Housing associations merger renews hope for Southend and Basildon estates

The merger of two housing associations has been completed, paving the way for thousands of new homes to be built in south Essex.

Swan Housing Association and Sanctuary Housing have signed a deal that could see major home building schemes like the £575million Queensway regeneration scheme in Southend and the Craylands Estate in Basildon finally getting off the ground.

Swan was due to merge with the Orbit group last year but the deal fell through when it emerged Swan only had enough cash to keep afloat until December.

Talks are now under way on which Swan schemes will get the go ahead from Sanctuary.

Swan is partnered with Southend Council to deliver 1,700 new homes on the Queensway Estate along with shops, cafes and leisure and community facilities.

Preliminary work was halted until Swan produced a viable business plan to councillors following completion of the merger.

The scheme entails the demolition of four dilapidated town centre tower blocks.

Swan Housing is also committed to a multi-year plan for a £250million regeneration of the Craylands Estate in 2006, with plans to build 1,310 homes.

It is also behind the Laindon Centre project, a 224-home development, which will be built alongside a new Lidl, 16 shops, and a medical centre.

Swan said it “will continue as a standalone operation while future integration plans are discussed”.

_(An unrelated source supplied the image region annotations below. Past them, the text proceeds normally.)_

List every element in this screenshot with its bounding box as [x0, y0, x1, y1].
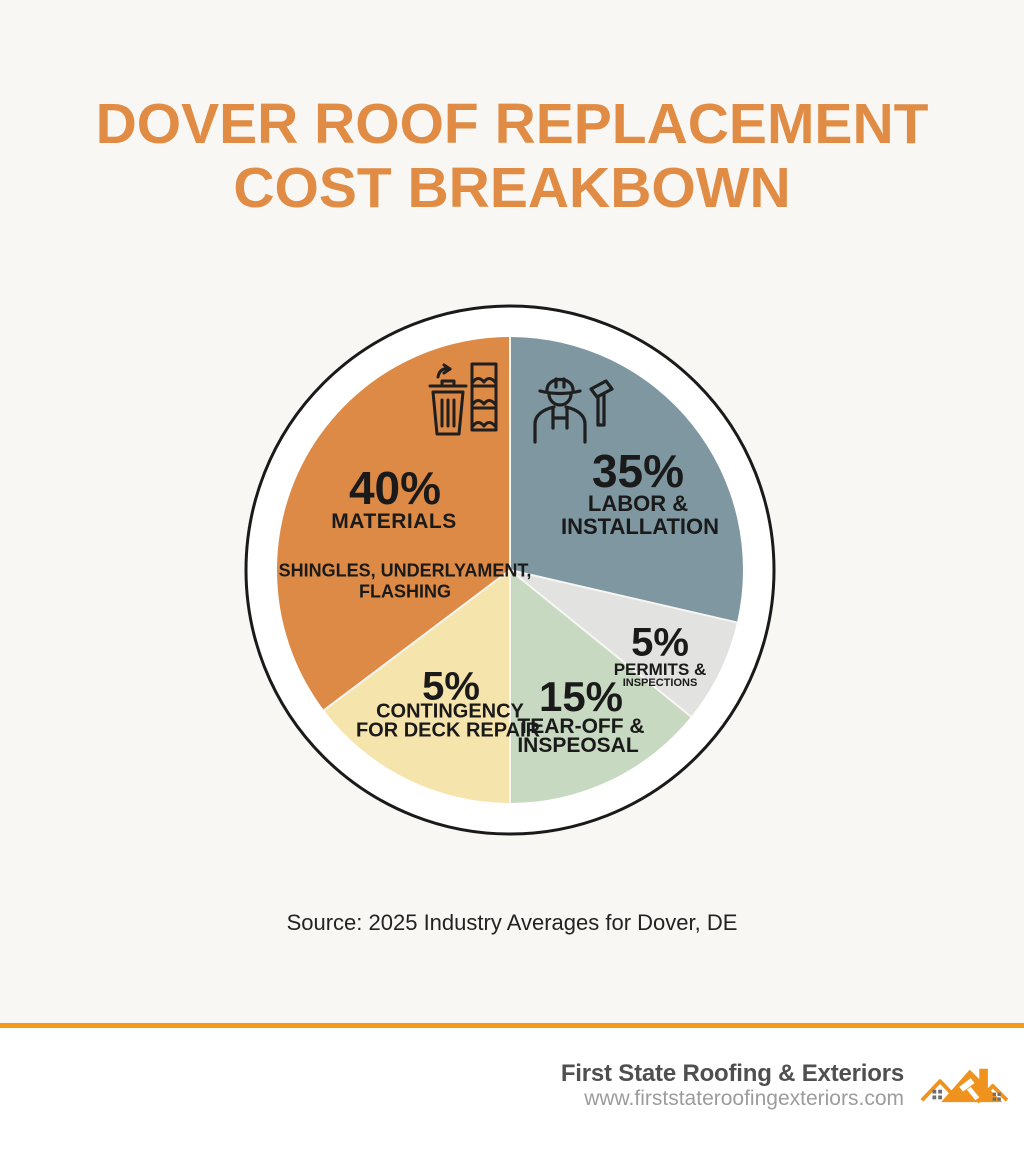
pie-segment-seam	[509, 569, 738, 624]
pie-chart-svg	[244, 304, 776, 836]
materials-sub-label-1: SHINGLES, UNDERLYAMENT,	[278, 560, 532, 581]
materials-percent-label: 40%	[348, 462, 442, 514]
labor-name-label-2: INSTALLATION	[560, 514, 720, 539]
pie-segment-materials	[277, 337, 510, 711]
pie-chart: 40% MATERIALS SHINGLES, UNDERLYAMENT, FL…	[240, 300, 780, 840]
tearoff-name-label-2: INSPEOSAL	[517, 734, 639, 757]
roofline-houses-logo	[920, 1056, 1009, 1117]
source-note: Source: 2025 Industry Averages for Dover…	[286, 910, 738, 935]
page-title-line1: DOVER ROOF REPLACEMENT	[95, 92, 929, 156]
contingency-percent-label: 5%	[422, 664, 480, 709]
permits-name-label-2: INSPECTIONS	[622, 677, 698, 689]
tearoff-percent-label: 15%	[538, 673, 624, 720]
contingency-name-label-1: CONTINGENCY	[376, 700, 524, 723]
page-title-line2: COST BREAKBOWN	[233, 156, 791, 220]
labor-name-label-1: LABOR &	[587, 491, 689, 516]
pie-segment-permits	[510, 570, 738, 717]
materials-sub-label-2: FLASHING	[359, 581, 451, 602]
footer-band	[0, 1028, 1024, 1154]
tearoff-name-label-1: TEAR-OFF &	[517, 715, 645, 738]
footer-divider	[0, 1023, 1024, 1028]
page-title: DOVER ROOF REPLACEMENT COST BREAKBOWN	[0, 92, 1024, 220]
permits-percent-label: 5%	[631, 620, 689, 665]
labor-percent-label: 35%	[591, 445, 685, 497]
company-website: www.firststateroofingexteriors.com	[584, 1087, 904, 1110]
footer-text-block: First State Roofing & Exteriors www.firs…	[561, 1060, 904, 1111]
materials-name-label: MATERIALS	[331, 510, 457, 533]
pie-segment-seam	[323, 569, 511, 712]
pie-segment-tearoff	[510, 570, 692, 803]
pie-segment-contingency	[323, 570, 510, 803]
pie-segment-seam	[509, 569, 692, 718]
permits-name-label-1: PERMITS &	[613, 660, 707, 679]
company-name: First State Roofing & Exteriors	[560, 1060, 904, 1087]
contingency-name-label-2: FOR DECK REPAIR	[355, 719, 541, 742]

Ian Gilbert, councillor responsible for economic recovery, regeneration and housing, said: “Transforming the Queensway estate and delivering genuinely affordable housing across the city is a priority for this council and we welcome the news that Swan Housing Association has joined with Sanctuary Housing.

“We eagerly anticipate discussions about Better Queensway and moving the project forward that will not only benefit the residents that live there but is a key part of our economic recovery as a city.”

Craig Moule, group chief executive of Sanctuary, said: “As one of the largest providers of social housing in the country, Sanctuary is financially strong, well-run and has the experienced team in place to help Swan manage its challenges.

“We are committed to securing the strength of the sector, ensuring affordable housing continues to be accessible in communities across the country.”

Susan Hickey Swan’s chief executive, will leave the organisation following the merger.

Dave Soothill, previously Sanctuary’s development director in England, will assume responsibility for Swan as its managing director.